Local News

Cigarette blamed for Morrisville apartment fire

Dozens of people were displaced Tuesday morning after a fire at the Camden Westwood Apartments in Morrisville, authorities said.

Posted Updated

MORRISVILLE, N.C. — Dozens of people were displaced Tuesday after a fire at the Camden Westwood Apartments in Morrisville, authorities said.

Morrisville Fire Chief Todd Wright said a discarded cigarette on a third-floor balcony started the fire.

A resident called 911 around 1:30 a.m. Tuesday to report the fire at the complex at 2100 Summitt Ridge Loop, Morrisville Fire Department spokesman Tony Chiotakis said.

Forty firefighters put out the blaze, which extended from the third floor to the roof. No injuries were reported.

Some apartments have water damage from the sprinkler system and fire hoses, and others have smoke damage. About four units were destroyed.

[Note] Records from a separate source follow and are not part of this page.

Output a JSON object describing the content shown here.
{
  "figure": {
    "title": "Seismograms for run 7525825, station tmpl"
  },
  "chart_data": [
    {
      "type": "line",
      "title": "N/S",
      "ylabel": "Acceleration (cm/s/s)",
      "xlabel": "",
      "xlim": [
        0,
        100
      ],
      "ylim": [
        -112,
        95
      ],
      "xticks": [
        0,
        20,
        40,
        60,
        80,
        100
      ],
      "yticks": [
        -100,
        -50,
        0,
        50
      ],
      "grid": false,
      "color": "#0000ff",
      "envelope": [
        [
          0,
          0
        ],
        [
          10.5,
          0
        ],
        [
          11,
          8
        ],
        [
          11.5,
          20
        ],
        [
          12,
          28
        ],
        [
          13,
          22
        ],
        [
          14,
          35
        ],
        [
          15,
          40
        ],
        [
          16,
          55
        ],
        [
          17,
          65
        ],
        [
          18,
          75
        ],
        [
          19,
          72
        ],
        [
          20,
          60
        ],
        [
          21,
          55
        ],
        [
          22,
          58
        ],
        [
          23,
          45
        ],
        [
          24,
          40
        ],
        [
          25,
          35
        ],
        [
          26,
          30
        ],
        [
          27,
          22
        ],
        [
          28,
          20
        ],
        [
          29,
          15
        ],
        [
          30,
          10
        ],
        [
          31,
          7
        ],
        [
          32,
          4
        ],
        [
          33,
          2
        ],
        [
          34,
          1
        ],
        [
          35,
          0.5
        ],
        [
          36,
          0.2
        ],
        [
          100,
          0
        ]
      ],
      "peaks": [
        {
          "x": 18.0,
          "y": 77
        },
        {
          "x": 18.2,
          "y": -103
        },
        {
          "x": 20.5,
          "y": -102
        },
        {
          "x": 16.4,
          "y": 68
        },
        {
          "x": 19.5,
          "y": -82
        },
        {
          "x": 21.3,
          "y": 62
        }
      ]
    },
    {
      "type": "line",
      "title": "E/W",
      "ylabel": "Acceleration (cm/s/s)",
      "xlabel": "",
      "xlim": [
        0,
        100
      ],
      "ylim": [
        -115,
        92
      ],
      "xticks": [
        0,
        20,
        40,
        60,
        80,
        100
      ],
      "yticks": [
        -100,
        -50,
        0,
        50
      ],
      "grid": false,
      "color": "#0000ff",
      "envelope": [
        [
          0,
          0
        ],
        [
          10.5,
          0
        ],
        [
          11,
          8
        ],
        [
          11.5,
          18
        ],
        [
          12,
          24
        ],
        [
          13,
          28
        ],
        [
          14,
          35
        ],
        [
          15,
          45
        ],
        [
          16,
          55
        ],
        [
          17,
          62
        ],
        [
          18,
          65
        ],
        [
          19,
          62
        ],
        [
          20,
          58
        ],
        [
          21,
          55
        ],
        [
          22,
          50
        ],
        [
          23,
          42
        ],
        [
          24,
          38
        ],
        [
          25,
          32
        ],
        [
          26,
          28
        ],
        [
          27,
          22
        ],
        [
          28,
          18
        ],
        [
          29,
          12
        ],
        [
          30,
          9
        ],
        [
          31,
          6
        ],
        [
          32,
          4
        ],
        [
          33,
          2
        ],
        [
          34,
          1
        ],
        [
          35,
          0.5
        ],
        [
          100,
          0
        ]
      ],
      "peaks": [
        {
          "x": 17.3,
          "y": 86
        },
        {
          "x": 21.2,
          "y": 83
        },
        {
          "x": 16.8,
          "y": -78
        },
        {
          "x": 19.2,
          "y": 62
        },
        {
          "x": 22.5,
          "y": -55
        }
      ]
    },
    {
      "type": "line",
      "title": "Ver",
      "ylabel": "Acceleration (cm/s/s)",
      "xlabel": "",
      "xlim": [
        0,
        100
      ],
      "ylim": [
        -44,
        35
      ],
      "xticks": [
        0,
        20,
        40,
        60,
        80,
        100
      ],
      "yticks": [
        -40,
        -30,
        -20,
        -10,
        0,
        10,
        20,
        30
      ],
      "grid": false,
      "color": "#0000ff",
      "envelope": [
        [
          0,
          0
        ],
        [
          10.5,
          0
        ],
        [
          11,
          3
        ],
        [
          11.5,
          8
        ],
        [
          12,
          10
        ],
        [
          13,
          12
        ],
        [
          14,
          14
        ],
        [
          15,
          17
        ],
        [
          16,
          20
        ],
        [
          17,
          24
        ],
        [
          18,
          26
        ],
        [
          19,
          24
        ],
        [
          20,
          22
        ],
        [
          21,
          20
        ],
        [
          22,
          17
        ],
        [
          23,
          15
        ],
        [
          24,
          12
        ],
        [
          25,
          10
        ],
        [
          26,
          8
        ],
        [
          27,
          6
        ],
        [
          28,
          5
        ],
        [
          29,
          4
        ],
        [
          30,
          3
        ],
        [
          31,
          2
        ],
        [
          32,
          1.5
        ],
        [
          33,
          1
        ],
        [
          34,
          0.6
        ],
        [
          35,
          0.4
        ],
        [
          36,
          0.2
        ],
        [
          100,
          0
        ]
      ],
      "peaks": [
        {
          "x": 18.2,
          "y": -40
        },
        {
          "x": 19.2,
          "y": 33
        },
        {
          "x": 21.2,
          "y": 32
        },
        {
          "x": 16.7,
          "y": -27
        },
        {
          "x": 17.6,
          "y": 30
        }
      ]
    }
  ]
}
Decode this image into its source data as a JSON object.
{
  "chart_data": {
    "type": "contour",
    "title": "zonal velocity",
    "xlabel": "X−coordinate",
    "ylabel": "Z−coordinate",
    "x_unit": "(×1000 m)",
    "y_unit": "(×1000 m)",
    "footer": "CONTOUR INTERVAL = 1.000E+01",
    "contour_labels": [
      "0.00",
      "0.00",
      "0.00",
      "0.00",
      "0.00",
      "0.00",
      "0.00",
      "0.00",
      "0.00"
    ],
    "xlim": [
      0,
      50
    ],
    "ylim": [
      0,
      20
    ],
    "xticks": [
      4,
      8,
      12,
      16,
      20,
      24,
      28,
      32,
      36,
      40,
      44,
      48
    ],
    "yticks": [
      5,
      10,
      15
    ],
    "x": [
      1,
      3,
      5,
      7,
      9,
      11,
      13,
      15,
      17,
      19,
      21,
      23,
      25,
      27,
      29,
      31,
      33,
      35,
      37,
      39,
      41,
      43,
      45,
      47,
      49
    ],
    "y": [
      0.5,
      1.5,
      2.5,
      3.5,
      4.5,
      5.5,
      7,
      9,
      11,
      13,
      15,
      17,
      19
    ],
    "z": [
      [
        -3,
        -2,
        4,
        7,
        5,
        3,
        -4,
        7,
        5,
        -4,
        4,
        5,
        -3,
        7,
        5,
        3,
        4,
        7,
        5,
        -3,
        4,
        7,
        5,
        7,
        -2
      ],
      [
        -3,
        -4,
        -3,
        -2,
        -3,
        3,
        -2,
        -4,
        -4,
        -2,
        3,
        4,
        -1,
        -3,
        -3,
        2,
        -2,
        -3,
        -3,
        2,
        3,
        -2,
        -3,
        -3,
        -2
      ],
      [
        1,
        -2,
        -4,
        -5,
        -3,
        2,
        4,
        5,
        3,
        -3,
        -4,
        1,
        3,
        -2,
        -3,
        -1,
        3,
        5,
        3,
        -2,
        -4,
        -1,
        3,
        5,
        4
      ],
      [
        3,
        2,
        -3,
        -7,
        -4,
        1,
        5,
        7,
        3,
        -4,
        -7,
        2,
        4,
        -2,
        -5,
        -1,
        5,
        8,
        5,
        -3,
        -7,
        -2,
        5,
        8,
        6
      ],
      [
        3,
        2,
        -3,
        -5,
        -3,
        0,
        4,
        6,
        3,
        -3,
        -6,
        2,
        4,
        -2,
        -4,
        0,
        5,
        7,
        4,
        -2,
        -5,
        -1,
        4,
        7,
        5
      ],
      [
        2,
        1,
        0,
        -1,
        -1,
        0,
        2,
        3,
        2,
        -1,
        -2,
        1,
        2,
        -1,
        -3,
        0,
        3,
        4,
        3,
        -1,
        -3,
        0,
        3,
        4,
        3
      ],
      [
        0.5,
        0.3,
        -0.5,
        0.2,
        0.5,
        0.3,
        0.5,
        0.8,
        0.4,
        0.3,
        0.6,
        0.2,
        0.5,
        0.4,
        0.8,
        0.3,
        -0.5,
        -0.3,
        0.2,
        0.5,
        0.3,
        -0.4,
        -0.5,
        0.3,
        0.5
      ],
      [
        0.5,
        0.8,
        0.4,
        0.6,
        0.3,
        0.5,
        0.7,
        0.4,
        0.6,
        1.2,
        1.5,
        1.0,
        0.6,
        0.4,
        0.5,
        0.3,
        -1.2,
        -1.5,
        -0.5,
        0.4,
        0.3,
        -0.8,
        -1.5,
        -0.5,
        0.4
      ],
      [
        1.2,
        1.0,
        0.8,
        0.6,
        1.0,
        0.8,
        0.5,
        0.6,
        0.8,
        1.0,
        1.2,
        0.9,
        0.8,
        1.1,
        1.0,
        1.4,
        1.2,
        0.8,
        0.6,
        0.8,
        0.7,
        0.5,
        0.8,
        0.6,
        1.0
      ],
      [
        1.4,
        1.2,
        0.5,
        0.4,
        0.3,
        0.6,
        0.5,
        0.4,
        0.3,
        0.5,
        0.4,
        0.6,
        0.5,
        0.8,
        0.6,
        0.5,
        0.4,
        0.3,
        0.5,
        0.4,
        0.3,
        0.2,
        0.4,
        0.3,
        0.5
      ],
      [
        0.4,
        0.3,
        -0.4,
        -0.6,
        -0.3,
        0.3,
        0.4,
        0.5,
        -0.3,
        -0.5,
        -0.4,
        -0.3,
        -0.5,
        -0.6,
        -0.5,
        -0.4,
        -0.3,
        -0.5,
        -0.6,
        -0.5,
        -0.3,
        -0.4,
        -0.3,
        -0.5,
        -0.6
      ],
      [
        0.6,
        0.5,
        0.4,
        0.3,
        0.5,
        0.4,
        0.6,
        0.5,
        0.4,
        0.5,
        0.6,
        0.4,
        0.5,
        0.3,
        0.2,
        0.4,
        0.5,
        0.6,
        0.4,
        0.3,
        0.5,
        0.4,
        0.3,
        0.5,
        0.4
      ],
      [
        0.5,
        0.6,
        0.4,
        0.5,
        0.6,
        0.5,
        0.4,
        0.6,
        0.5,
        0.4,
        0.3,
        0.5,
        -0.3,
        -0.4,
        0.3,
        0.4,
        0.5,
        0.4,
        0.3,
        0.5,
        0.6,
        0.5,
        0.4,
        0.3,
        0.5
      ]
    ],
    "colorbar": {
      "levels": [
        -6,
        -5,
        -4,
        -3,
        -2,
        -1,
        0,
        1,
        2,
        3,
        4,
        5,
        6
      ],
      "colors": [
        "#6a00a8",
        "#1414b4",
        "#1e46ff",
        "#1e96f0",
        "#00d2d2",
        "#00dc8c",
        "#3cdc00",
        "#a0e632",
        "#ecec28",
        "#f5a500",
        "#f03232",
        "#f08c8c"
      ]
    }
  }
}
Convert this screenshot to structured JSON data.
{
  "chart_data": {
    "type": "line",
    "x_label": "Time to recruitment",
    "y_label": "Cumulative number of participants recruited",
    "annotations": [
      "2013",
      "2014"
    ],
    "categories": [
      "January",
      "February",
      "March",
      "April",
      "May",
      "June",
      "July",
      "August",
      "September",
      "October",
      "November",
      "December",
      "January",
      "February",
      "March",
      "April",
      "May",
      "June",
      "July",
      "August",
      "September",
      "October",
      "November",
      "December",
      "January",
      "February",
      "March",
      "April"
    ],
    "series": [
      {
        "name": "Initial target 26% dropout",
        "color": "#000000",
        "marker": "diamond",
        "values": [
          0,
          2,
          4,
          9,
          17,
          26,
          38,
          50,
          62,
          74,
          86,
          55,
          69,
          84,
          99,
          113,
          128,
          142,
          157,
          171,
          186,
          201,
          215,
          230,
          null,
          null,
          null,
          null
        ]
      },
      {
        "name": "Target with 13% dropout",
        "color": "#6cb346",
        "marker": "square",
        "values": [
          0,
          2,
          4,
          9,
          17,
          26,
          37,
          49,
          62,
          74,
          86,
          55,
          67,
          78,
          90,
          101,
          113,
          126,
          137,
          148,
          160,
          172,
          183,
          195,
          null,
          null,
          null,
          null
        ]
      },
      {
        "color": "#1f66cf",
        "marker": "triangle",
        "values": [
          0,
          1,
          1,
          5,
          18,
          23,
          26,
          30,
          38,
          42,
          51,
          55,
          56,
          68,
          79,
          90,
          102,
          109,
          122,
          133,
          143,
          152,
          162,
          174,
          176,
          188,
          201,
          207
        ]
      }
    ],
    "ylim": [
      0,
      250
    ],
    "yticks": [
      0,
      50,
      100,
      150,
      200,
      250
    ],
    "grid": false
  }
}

"Smoke was filling the house. I had no clothes on, jumped up, ran out, tried to go back in a grab what I could, but it was just too full,” said Carl Konrad, who lived on the third floor. "I didn't see any flames until I got outside, and I watched my apartment burn. I got nothing; everything is gone."

Firefighters were able to locate Konrad's cat.

Wright said a fire barrier in the building kept the blaze from spreading further.

"We could hardly get like five to 10 seconds before the smoke all came in," resident Venkatesh Kappala said.

Kappala is a native of India who is in the U.S. on a work visa. He said he feared losing all of his visa documents in the fire and was thankful he was able to recover them after the blaze was extinguished.

"The valuables and everything we weren't really concerned about it because we can get the money back or whatever, but the documents are really what we wanted because that's what we worked for all our life," he said.

The Triangle chapter of the American Red Cross is assisting about 12 families – 30 to 40 people – affected by the fire. Some residents will be relocated to empty apartments in the complex.

Residents said the Camden Westwood complex required them to have renter's insurance, and Red Cross volunteers said they were trying to meet people's needs until insurance reimbursements come in.

Chiotakis said the fire was the biggest the city has seen in four years.